Translation quality is subjective—unlike, say, optical character recognition—but that characteristic doesn't prohibit quantitative evaluation. The goal of any subjective evaluation should be to:
- Minimize the probability that random chance accounts for the outcome
- Maximize the agreement between raters in the experiment
These two goals are related. For example, suppose that ten people are rating dresses according to stylishness. You'd like to construct the evaluation such that the ten people are likely to agree on the level of stylishness. You'd also like to know that were you to select ten different people, you'd observe the same rating.
Ad-hoc evaluation of translation quality—i.e., sampling a few sentences and having translators count errors—satisfies neither of these goals.

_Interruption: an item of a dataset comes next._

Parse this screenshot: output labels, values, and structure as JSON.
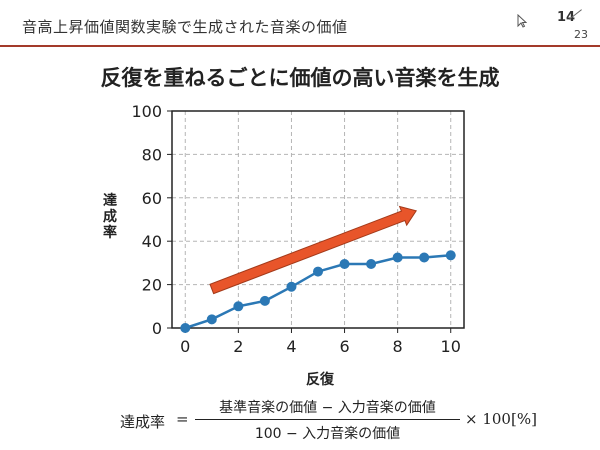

This guide explains how to select an MT system in a principled and repeatable way. There are three approaches in increasing order of cost and time:
- Automatic quality evaluation — an algorithm determines or predicts the quality of the MT output. The most common use case is to compare the translation against a set of human-produced reference translations and calculate a score that reflects the quality. Automatic evaluation is cheap and fast.
- Human quality evaluation — experts (e.g. translators) look at the translated output, and give a score to the quality of the translation. Ratings can vary significantly across experts, so the evaluation should be designed to maximize agreement among raters. Human evaluation is costly and time-consuming.
- Human productivity evaluation — translators work with machine translation to produce final translations. The metrics are throughput (words per hour) and quality.
Start with an automatic evaluation to narrow the list of systems. Then use human evaluation to select the best system. Finally, conduct a human productivity evaluation to measure the impact of machine assistance on the translation workflow.